The lawsuit claims Texas and its voters were treated unfairly by changes in election laws in four states because the changes skewed overall election results. The states are Pennsylvania, Wisconsin, Michigan, and Georgia. An error in presidential election results would also mean the vice president pick is flawed. And because the vice president is often the tiebreaker for which party holds the Senate majority, this would affect Texas’s representation in the Senate.
Attorney Robert Henneke, General Counsel of Texas Public Policy Foundation, called this a “game-changer” and a new constitutional argument that hasn’t been raised in any 2020 election filings.
“It’s a standalone claim that’s one that only a state like Texas could bring. And this is far from being over. This is a serious challenge to the constitutionality of the outcome in these various states, and it’s one that the Supreme Court should take up, should resolve on an expedited basis,” said Henneke.
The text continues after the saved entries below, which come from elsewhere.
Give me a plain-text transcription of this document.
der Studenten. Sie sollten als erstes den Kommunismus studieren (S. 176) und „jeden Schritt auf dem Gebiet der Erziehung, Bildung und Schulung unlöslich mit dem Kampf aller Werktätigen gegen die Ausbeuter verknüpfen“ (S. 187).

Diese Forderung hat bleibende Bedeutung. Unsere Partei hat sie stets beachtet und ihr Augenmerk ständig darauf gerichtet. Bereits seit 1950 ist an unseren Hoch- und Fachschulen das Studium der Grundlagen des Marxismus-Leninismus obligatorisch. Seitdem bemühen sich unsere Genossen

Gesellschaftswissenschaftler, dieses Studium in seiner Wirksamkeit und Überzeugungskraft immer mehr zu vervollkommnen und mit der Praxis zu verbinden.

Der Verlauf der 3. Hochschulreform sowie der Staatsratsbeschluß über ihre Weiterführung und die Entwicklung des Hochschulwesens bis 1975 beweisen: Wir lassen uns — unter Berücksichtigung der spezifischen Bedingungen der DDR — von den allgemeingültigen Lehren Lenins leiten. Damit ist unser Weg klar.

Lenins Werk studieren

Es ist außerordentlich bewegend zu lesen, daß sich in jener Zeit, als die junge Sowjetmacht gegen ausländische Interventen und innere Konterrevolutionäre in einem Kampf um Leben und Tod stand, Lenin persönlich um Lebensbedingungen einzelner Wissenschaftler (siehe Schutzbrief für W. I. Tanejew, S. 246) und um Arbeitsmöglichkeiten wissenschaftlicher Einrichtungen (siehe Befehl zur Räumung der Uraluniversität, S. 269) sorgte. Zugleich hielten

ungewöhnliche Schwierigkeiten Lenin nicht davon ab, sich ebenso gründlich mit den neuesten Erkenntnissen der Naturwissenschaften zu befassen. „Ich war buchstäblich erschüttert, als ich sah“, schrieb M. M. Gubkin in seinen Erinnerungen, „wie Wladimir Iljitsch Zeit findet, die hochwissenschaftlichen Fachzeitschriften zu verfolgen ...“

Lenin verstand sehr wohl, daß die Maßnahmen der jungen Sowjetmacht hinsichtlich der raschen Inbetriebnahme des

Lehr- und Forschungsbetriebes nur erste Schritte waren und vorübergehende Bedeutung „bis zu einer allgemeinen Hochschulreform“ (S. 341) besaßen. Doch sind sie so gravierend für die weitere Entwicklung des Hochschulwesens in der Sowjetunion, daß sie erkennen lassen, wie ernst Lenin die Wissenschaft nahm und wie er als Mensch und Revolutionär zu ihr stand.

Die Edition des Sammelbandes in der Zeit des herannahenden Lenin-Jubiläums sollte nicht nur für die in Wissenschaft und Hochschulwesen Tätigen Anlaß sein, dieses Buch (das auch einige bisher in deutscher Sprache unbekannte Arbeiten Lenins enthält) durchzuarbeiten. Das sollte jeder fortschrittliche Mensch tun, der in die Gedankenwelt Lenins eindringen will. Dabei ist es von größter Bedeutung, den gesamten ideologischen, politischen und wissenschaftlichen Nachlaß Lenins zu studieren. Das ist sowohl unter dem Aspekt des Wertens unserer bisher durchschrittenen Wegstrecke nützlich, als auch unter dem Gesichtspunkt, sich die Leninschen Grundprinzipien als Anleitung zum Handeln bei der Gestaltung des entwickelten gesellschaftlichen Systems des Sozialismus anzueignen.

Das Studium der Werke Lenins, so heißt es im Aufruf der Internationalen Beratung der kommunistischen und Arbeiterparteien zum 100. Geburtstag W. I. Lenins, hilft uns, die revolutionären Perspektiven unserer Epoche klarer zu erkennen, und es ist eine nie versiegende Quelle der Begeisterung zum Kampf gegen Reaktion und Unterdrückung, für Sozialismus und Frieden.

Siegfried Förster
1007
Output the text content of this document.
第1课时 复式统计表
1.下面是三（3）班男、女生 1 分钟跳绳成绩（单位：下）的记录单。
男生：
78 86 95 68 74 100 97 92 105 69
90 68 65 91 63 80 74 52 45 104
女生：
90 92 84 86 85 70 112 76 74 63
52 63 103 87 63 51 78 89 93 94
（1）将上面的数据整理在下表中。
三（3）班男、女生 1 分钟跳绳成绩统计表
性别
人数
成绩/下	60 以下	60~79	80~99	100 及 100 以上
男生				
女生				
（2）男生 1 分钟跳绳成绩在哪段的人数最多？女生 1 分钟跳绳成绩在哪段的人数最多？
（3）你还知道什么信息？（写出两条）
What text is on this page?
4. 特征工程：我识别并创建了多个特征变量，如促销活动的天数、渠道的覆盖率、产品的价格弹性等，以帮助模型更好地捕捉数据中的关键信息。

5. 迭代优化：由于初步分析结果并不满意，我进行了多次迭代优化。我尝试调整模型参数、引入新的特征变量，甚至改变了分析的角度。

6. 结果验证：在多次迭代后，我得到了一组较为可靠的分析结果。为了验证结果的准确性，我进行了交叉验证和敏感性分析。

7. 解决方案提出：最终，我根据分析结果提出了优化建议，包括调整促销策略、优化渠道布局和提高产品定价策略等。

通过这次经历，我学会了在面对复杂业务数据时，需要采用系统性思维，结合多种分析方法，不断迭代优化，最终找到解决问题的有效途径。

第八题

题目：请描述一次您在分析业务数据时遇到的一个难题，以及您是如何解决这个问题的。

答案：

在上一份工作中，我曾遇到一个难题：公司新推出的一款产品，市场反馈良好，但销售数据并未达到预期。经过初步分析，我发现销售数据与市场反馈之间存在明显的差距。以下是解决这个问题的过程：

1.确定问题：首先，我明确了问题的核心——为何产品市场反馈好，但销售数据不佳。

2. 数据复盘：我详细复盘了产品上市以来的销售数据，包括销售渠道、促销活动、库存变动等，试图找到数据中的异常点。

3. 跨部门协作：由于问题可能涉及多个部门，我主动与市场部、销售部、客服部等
Henneke said this case can be thought of like a sporting event. If one team breaks all of the rules, he asked if you could really count on the outcome of the score.
Some say that the Supreme Court is unlikely to take up the case. Henneke says he believes the Supreme Court will have to respond to the lawsuit.
Pennsylvania, Wisconsin, and Michigan’s Attorney Generals called the lawsuit meritless and a “publicity stunt.”
Henneke says the defendant states are simply acting like defendants.
“It’s no surprise to me that they have embarrassment over that fact and deeply desire to have this ignored and swept underneath the rug,” said Henneke.
He said the only constitutional deadline is Jan. 20—Inauguration Day, and believes there’s more than enough time for the Supreme Court to get it right.